Types of Female Genital Cutting in Burkina Faso and Mali and Their Relationship With Negative Health Outcomes

    Types of Female Genital

    Cutting

    in Burkina Faso and Mali and Their Relationship With Negative Health

    Outcomes

    Heidi Jones, Nafissatou Diop, Ian Askew and

    Inoussa Kaboré

    Heidi Jones, Data Analyst with Population Council’s Impact Studies

    Program, Nafissatou Diop, Program Associate with the Population

    Council’s Frontiers in Reproductive Health Project, Ian Askew, Project

    Director, Population Council’s Africa OR/TA II, and Inoussa Kaboré,

    Host Country Social Scientist, Population Council’s Burkina Faso

    office.

    Abstract

    Studies of the types of female genital cutting (FGC) and their associated

    gynecological complications were undertaken in clinics in rural

    Burkina Faso and in rural and urban clinics in Mali.

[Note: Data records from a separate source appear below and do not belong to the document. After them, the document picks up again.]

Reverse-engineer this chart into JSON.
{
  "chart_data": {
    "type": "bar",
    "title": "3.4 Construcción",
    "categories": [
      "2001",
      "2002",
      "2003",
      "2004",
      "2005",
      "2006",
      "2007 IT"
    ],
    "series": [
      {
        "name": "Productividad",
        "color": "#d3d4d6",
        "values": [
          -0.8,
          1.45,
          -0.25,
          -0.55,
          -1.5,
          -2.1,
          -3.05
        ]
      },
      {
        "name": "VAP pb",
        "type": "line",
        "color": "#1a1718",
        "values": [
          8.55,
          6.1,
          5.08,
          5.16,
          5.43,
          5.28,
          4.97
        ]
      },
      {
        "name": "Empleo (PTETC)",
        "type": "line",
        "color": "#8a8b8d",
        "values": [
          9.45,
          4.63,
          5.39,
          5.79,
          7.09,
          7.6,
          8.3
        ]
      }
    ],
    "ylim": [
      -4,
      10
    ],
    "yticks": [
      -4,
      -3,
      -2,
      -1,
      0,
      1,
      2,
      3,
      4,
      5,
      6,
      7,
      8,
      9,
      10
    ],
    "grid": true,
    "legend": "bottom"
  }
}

Women who came

    to the clinics for services that included a pelvic exam were interviewed,

    and the type of cut and any associated complications were observed

    by providers. Ninety-three percent of the women in the Burkina Faso

    study clinics and 94 percent of the women in Mali had undergone

    FGC. In Burkina Faso, type one (clitoridectomy) was the most prevalent

    (52%), while in Mali type two (removal of clitoris and parts of

    the labia minora) was the most prevalent (74%). Logistic regression

    analyses show dose-response relationships between FGC status and

    type or severity of cut, and the probability of a woman having visible

    complications and/or difficulties during childbirth.